Мальчик, которого растили как собаку - страница 9
Что мне нужно было сделать? Как изменить привычки и убеждения, сложившиеся за годы личного опыта, в течение одного часа терапии в неделю? Мой собственный опыт и медицинская практика не подготовили меня к встрече с этой маленькой девочкой. Я не понимал ее. Возможно, она общалась с людьми, в том числе с женщинами и детьми, заранее предполагая, что все они хотят от нее секса. Может быть, ей казалось, что это единственный способ подружиться? Было ли ее агрессивное и беспорядочное поведение в школе результатом подобных представлений? Посчитала ли она, что я отверг ее предложение дружбы, и как это могло повлиять на нее?
Это был 1987 год. Я являлся стипендиатом в отделении детской и подростковой психиатрии медицинского колледжа при Чикагском университете, только начинавшим последние два года обучения в одной из лучших в стране медицинских школ. Я уже имел степень бакалавра и кандидата медицинских наук. Я три года провел в интернатуре, изучая медицину и общую психиатрию. И я возглавлял лабораторию неврологии, изучавшую мозговые механизмы реакции на стресс. Я думал, что знаю все возможное про нейронные клетки и мозговые структуры, про их сложные сетевые связи и биохимические взаимодействия. Я потратил годы, пытаясь понять, как работает человеческий разум. Но в результате я мог лишь сесть рядом с Тиной за маленький столик, вручить ей набор цветных карандашей и книжку-раскраску. Она взяла книжку и пролистала ее.

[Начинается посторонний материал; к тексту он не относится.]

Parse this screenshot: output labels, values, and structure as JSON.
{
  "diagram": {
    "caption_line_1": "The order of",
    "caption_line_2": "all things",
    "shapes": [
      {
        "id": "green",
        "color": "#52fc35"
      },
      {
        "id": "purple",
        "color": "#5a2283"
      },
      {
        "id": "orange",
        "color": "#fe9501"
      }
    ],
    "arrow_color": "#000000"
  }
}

– Мне можно здесь рисовать? – спросила она, явно не уверенная, что ей делать в такой незнакомой ситуации.
– Конечно, – сказал я. – Как думаешь, лучше раскрасить ее платье синим или красным?
– Красным, – ответила Тина. – Хорошо, – она показала раскрашенную страницу, ожидая моего одобрения.
– Очень красиво, – сказал я.
Она улыбнулась.
Следующие сорок минут мы сидели рядом на полу, спокойно раскрашивая картинки, тянулись за разными карандашами и демонстрировали друг другу наши достижения, стараясь свыкнуться с тем, что каждый из нас находится в одной комнате с незнакомым человеком. Когда сеанс закончился, я отвел Тину в приемную. Ее мать держала на руках малыша и разговаривала со своим четырехлетним сыном. Сара поблагодарила меня, и мы договорились о встрече на следующей неделе. Они ушли, и я понял, что мне нужно поговорить со своим куратором, имевшим большой опыт. Он мог посоветовать, как помочь этой маленькой девочке.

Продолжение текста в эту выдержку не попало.